You can provide multiple patterns to the grok processor. The grok processor tries to match the log message against each pattern in the order they are provided. If a pattern matches, it extracts the fields and the remaining patterns won't be used.

If a pattern doesn't match, the grok processor tries the next pattern. If no patterns match, the Grok processor will fail and you can troubleshoot the issue. Instead of writing grok patterns, you can have Streams generate patterns for you. Refer to generate patterns for more information.

Tip

To improve pipeline performance, start with the most common patterns first, then add more specific patterns. This reduces the number times the grok processor has to run.

To parse a log message with a grok processor:

  1. Set the Source Field to the field you want to search for grok matches.
  2. Set the patterns you want to use in the Grok patterns field. Refer to the example pattern for more information on patterns.

This functionality uses the Elasticsearch Grok pipeline processor. Refer to the Grok processor Elasticsearch documentation for more information.

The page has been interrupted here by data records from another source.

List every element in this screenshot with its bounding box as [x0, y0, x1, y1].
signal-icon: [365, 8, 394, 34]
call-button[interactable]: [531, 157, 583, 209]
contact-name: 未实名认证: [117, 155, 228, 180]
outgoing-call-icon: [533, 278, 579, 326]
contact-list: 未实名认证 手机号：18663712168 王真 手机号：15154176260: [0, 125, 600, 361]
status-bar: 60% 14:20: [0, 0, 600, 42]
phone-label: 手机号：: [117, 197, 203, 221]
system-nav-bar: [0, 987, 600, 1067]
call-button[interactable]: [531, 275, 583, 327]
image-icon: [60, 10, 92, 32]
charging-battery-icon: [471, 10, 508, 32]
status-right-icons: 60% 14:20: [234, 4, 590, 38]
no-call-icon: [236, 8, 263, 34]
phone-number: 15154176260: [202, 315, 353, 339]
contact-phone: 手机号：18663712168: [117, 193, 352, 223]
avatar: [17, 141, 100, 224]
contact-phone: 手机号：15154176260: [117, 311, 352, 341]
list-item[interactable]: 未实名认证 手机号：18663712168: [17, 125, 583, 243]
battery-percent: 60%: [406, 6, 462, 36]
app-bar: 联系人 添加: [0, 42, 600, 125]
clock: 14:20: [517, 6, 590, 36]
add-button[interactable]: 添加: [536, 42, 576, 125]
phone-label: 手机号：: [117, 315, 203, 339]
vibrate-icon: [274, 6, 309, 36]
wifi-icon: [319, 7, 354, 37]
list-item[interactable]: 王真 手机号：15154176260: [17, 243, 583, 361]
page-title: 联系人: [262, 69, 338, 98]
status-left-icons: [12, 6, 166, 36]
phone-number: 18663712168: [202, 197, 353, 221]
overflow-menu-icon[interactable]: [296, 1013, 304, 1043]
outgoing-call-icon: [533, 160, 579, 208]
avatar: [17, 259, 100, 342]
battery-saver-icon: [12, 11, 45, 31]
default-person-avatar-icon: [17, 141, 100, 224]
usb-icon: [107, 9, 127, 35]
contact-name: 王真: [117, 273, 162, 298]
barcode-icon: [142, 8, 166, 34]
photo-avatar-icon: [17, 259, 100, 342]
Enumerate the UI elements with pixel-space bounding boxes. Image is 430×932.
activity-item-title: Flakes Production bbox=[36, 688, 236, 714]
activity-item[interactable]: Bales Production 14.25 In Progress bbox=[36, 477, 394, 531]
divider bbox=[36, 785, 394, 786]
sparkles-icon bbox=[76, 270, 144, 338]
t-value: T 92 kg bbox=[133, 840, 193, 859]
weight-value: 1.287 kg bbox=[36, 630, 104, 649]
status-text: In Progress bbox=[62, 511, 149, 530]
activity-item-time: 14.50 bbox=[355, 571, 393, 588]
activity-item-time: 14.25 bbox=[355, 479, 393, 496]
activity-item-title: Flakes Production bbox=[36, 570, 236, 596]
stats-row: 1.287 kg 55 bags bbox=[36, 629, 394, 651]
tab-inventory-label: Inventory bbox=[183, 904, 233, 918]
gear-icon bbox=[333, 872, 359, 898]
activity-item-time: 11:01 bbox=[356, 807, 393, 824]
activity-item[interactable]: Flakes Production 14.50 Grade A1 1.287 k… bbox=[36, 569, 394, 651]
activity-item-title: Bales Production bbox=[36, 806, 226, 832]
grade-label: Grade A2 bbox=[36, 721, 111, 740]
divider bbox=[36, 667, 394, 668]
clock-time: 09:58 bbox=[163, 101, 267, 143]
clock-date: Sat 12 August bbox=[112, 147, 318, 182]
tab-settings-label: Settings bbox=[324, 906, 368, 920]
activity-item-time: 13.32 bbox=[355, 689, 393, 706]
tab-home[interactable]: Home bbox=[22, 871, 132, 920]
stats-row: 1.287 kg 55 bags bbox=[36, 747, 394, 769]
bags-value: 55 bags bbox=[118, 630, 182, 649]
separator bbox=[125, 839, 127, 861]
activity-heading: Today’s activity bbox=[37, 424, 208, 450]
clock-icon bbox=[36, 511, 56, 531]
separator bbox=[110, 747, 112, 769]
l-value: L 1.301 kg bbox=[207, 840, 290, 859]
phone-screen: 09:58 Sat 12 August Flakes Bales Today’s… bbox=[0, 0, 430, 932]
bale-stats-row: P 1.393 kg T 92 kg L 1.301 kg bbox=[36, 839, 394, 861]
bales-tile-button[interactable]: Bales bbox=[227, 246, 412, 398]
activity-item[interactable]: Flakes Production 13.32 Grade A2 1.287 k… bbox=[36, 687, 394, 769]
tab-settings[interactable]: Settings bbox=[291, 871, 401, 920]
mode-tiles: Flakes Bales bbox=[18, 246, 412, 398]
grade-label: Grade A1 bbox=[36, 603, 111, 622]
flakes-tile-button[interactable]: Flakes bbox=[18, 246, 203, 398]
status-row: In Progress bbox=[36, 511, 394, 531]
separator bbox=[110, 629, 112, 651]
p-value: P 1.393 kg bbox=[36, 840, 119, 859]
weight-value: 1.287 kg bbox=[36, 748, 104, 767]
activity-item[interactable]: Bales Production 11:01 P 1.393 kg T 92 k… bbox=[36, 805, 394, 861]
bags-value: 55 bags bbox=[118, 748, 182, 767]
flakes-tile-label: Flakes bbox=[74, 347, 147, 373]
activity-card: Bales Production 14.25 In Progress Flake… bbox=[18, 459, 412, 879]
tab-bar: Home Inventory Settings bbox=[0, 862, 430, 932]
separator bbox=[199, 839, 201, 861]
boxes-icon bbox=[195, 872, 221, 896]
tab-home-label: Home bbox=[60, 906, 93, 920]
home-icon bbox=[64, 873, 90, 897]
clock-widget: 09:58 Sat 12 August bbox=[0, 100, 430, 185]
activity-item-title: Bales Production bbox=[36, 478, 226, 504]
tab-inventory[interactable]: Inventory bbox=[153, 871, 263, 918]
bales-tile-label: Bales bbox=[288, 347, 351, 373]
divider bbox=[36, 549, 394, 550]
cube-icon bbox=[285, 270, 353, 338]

Grok patterns are defined in the following format:

{
  "MY_DATE": "%{YEAR}-%{MONTHNUM}-%{MONTHDAY}"
}
		

Where MY_DATE is the name of the pattern. The previous pattern can then be used in the processor.

%{MY_DATE:date}
		
Note

Requires an LLM Connector to be configured.

Instead of writing the Grok patterns by hand, you can use the Generate Patterns button to generate the patterns for you.

Generated patterns work best on semi-structured data. For very custom logs with a lot of text, creating patterns manually generally creates more accurate results.

To add a generated grok pattern:

  1. Select CreateCreate processor.
  2. Select Grok from the Processor menu.
  3. Select Generate pattern.
  4. Select Accept to add a generated pattern to the list of patterns used by the grok processor.

Under the hood, the 100 samples on the right side are grouped into categories of similar messages. For each category, a Grok pattern is generated by sending a few samples to the LLM. Matching patterns are then shown in the UI.

Warning

This can incur additional costs, depending on the LLM connector you are using. Typically a single iteration uses between 1000 and 5000 tokens depending on the number of identified categories and the length of the messages.